I sent it to someone, but I believe it was Alterman who wrote an article 3-4 months ago in the Village Voice already about Nader's concealed desire to get Bush elected in 2000, which he did help do, so I tend to agree with tps12 that the Republicans are just playing politics and that it reflects primarily on the unbalanced personality of Nader.
Posted by: Patrick Mullins | Aug 24, 2004 at 06:56 PM
No, this was The Village Voice article. It's a must-read for anyone who wants the story.
http://www.villagevoice.com/issues/0418/levine.php
Ralph Nader, Suicide Bomber
by Harry G. Levine
May 3rd, 2004
Posted by: Patrick Mullins | Aug 24, 2004 at 09:36 PM
The problem is, the best potential Republican spoilers are open or thinly veiled racists. Could we support one even for a good cause?
Posted by: David Weisman | Aug 24, 2004 at 09:59 PM
I had an encounter with a Naderite a few months ago. She was collecting signatures to get Nader on the ballot, or, as she put it, defending his right to run for office. When I steadfastly refused to sign, she became outraged. "He has a right to run for president!" she shrieked. "Yes, and I have a right not to support him," I shot back. The whole thing left me a bit shaken, as encounters with raving lunatics often do. Nobody has an automatic right to get their name on a ballot. Nader, like everyone else has to meet state requirements in order to qualify. Obviously, this woman didn't see it that way at all. By refusing to make a special exception for St. Ralph, the state was threatening democracy itself, and by refusing to sign, I had shown myself to be an enemy of freedom. I suppose over the past few years, I've come to associate that sort of for-us-or-in-league-with-Satan thinking exclusively with the Right. It was a shock to realize that leftists can be just as blindly fanatical.
It's this same monomaniacal thinking that lets Naderites join forces with Republicans and worse. I suspect that even if you could guarantee a Naderite that Bush unleash a nuclear holocaust if he were re-elected, they would still take every vote they could from Kerry. They'd die happy, knowing Nader got that one extra percentage point.

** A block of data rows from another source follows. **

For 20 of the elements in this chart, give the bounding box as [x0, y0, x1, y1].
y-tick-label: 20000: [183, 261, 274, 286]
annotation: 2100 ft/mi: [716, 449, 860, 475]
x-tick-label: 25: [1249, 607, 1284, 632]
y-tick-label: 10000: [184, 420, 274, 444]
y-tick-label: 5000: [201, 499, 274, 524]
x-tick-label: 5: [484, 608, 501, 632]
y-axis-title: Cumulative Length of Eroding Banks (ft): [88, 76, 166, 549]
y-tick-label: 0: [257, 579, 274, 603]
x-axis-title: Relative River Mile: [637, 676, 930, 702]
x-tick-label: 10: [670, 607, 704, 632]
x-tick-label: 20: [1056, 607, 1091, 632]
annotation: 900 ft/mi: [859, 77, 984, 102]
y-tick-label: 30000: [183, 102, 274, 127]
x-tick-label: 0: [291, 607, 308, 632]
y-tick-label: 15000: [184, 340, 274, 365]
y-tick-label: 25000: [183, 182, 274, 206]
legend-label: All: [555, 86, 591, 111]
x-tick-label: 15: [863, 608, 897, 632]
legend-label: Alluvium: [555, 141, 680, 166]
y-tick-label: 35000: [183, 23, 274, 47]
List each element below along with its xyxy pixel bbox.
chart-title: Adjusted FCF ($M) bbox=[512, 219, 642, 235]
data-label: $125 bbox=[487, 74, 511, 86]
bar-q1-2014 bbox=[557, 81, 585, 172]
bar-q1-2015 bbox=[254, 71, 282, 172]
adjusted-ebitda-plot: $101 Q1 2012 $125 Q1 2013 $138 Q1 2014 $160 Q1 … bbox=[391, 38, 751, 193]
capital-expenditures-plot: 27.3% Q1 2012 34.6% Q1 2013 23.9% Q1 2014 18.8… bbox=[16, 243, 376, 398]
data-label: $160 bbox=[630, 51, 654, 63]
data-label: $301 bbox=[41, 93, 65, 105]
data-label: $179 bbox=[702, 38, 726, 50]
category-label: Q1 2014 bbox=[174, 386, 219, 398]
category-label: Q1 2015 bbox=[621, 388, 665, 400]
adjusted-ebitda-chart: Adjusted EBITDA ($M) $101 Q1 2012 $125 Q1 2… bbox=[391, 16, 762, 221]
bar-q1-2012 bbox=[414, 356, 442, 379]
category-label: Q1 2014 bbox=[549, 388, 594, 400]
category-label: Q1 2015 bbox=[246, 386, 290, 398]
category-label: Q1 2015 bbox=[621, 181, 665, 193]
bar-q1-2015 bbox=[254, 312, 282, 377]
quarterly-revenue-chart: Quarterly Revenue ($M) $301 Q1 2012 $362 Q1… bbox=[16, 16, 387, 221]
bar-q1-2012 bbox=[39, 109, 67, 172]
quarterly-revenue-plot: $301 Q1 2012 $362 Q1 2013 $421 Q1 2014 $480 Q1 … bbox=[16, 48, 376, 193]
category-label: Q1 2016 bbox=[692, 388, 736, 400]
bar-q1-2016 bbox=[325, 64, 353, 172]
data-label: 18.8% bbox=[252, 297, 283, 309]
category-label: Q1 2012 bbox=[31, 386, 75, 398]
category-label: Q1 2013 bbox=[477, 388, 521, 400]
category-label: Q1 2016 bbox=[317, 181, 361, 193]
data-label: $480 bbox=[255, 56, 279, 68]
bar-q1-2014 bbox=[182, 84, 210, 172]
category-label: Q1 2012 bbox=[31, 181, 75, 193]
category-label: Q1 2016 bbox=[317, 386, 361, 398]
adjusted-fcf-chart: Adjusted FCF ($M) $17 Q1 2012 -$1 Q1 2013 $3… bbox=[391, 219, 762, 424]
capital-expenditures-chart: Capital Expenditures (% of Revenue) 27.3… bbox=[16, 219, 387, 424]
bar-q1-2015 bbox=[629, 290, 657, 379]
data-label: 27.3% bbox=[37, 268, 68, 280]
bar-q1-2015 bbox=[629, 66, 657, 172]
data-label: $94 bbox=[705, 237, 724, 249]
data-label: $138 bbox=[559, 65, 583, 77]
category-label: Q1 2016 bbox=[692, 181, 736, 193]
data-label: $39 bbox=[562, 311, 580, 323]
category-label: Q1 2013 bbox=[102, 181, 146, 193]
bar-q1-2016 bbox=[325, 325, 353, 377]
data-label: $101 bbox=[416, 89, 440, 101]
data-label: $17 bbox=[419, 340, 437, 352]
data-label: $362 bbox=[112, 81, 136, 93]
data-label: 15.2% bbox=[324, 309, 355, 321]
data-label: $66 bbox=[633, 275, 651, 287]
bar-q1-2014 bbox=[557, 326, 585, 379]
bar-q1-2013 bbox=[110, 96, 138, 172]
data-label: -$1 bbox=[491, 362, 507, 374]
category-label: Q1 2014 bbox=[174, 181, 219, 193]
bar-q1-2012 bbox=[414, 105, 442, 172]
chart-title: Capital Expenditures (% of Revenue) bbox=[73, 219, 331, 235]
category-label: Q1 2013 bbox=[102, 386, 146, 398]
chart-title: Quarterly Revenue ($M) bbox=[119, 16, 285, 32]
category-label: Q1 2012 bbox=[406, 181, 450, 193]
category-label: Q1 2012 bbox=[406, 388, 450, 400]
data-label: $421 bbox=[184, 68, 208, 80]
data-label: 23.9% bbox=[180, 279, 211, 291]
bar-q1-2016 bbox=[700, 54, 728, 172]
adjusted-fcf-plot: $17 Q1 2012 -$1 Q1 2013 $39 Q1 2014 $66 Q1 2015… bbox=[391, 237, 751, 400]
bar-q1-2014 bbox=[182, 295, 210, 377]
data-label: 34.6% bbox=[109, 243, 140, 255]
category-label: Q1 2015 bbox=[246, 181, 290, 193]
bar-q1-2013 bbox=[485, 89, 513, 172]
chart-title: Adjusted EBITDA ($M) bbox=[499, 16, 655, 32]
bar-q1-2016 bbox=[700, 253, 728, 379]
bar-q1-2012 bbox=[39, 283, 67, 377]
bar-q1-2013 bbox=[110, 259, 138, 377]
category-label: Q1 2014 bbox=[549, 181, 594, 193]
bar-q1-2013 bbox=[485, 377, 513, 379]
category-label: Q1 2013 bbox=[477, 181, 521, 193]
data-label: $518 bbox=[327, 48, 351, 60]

It's ironic. I actually agree with much of what Nader stands for, and four years ago I was very tempted to vote for him myself. Ttoday though, I consider him an enemy, not just because he's playing spoiler in a watershed election, but because it's slowly become clear that behind all the fine words and phrases, there stands a raving Manichean, and I've had enough of those to last a lifetime.